The nice thing about LLMs, however, is that they don't grumble about writing extra documentation and tests like humans do. You just tell them to write lots of docs and they do it, they don't just do the fun coding part. I can empathize why human programmers feel threatened.
> It can output something that looks like the "why"
This feels like a distinction without difference. This is an extension of the common refrain that LLMs cannot “think”.
Rather than get overly philosophical, I would ask what the difference is in practical terms. If an LLM can write out a “why” and it is sufficient explanation for a human or a future LLM, how is that not a “why“?
Have you tried it? LLMs are quite good at summarizing. Not perfect, but then neither are humans.
> So you live in a world where code history must only be maintained orally?
There are many companies and scenarios where this is completely legitimate.

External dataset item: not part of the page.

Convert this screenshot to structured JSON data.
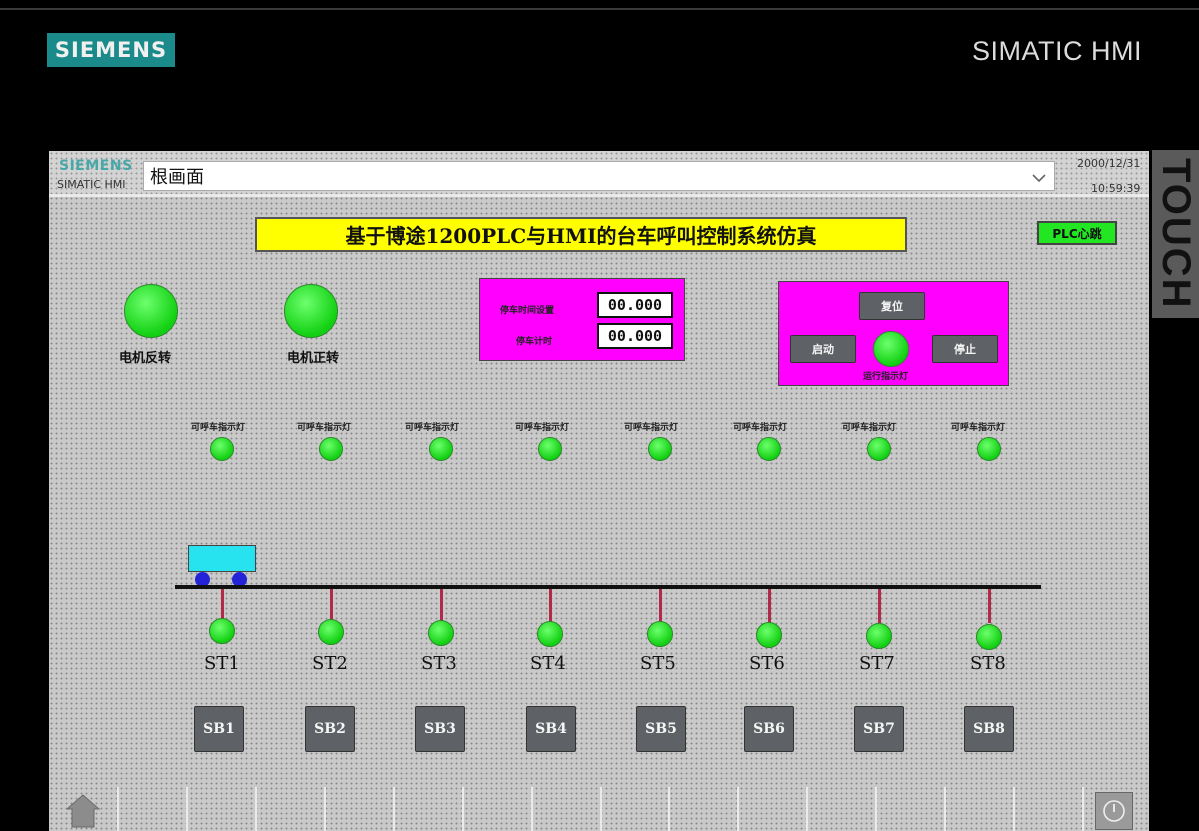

For example, a startup that's iterating quickly with a small, skilled dev team. A bunch of documentation is a liability, it'll be stale before anyone ever reads it.
Just grabbing someone and collaborating with them on what they wrote is much more effective in that situation.
> For example, a startup that's iterating quickly with a small, skilled dev team. A bunch of documentation is a liability, it'll be stale before anyone ever reads it.
This is a huge advantage for AI though, they don't complain about writing docs, and will actively keep the docs in sync if you pipeline your requests to do something like "I want to change the code to do X, update the design docs, and then update the code". Human beings would just grumble a lot, an AI doesn't complain...it just does the work.
> Just grabbing someone and collaborating with them on what they wrote is much more effective in that situation.
Again, it just sounds to me that you are arguing why AIs are superior, not in how they are inferior.
Have you never had a situation where a question arose a year (or several) later that wasn’t addressed in the original documentation?
In particular IME the LLM generates a lot of documentation that explains what and not a lot of the why (or at least if it does it’s not reflecting underlying business decisions that prompted the change).
You can ask it to generate the why, even if it the agent isn’t doing that by default. At least you can ask it to encode how it is mapping your request to code, and to make sure that the original request is documented, so you can record why it did something at least, even if it can’t have insight into why you made the request in the first place. The same applies to successive changes.